E P McCarthy et al. Med Care. 2000 Aug.

Abstract

Background: Hospital discharge diagnoses, coded by use of the International Classification of Diseases, 9th Revision, Clinical Modification (ICD-9-CM), increasingly determine reimbursement and support quality monitoring. Prior studies of coding validity have investigated whether coding guidelines were met, not whether the clinical condition was actually present.

Objective: To determine whether clinical evidence in medical records confirms selected ICD-9-CM discharge diagnoses coded by hospitals.

Research design and subjects: Retrospective record review of 485 randomly sampled 1994 hospitalizations of elderly Medicare beneficiaries in Califomia and Connecticut.

Main outcome measure: Proportion of patients with specified ICD-9-CM codes representing potential complications who had clinical evidence confirming the coded condition.

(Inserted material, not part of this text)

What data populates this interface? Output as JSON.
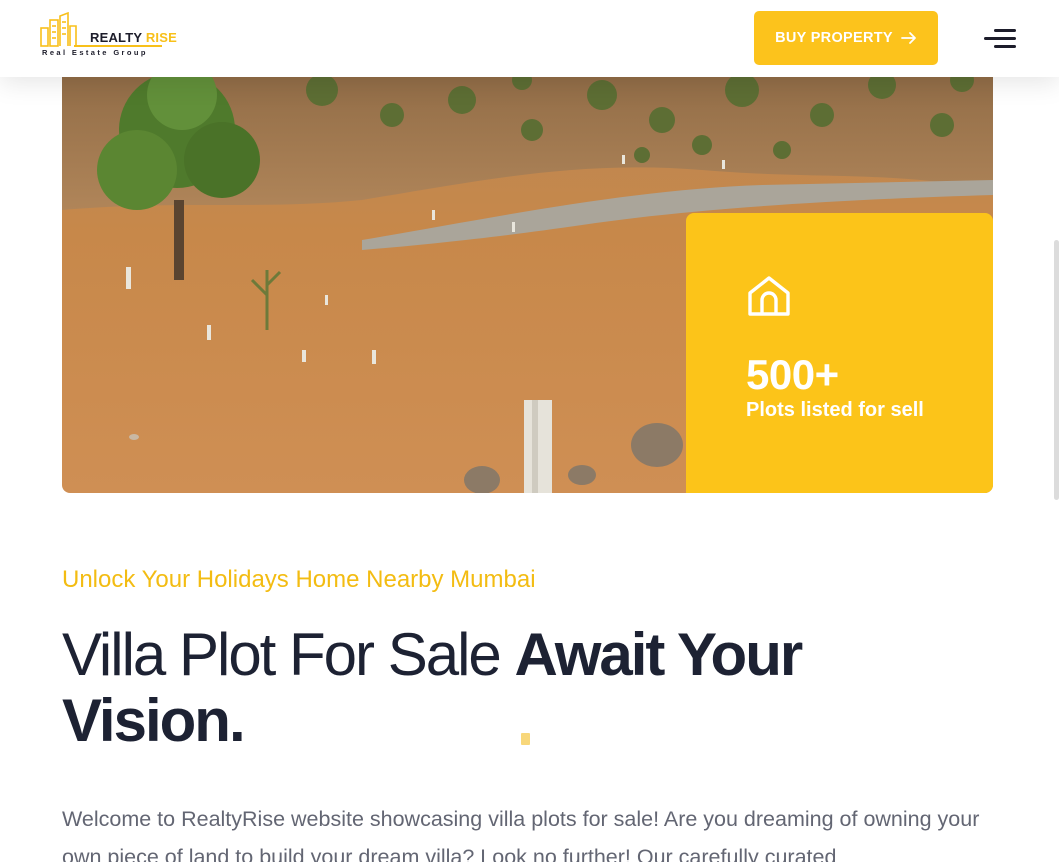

Results: Clinical evidence supported most postoperative acute myocardial infarction diagnoses, but fewer than 60% of other diagnoses had confirmatory clinical evidence by explicit clinical criteria; 30% of medical and 19% of surgical patients lacked objective confirmatory evidence in the medical record. Across 11 surgical and 2 medical complications, objective clinical criteria or physicians' notes supported the coded diagnosis in >90% of patients for 2 complications, 80% to 90% of patients for 4 complications, 70% to <80% of patients for 5 complications, and <70% for 2 complications. For some complications (postoperative pneumonia, aspiration pneumonia, and hemorrhage or hematoma), a large fraction of patients had only a physician's note reporting the complication.

Conclusions: Our findings raise questions about whether the clinical conditions represented by ICD-9-CM codes used by the Complications Screening Program were in fact always present. These findings highlight concerns about the clinical validity of using ICD-9-CM codes for quality monitoring.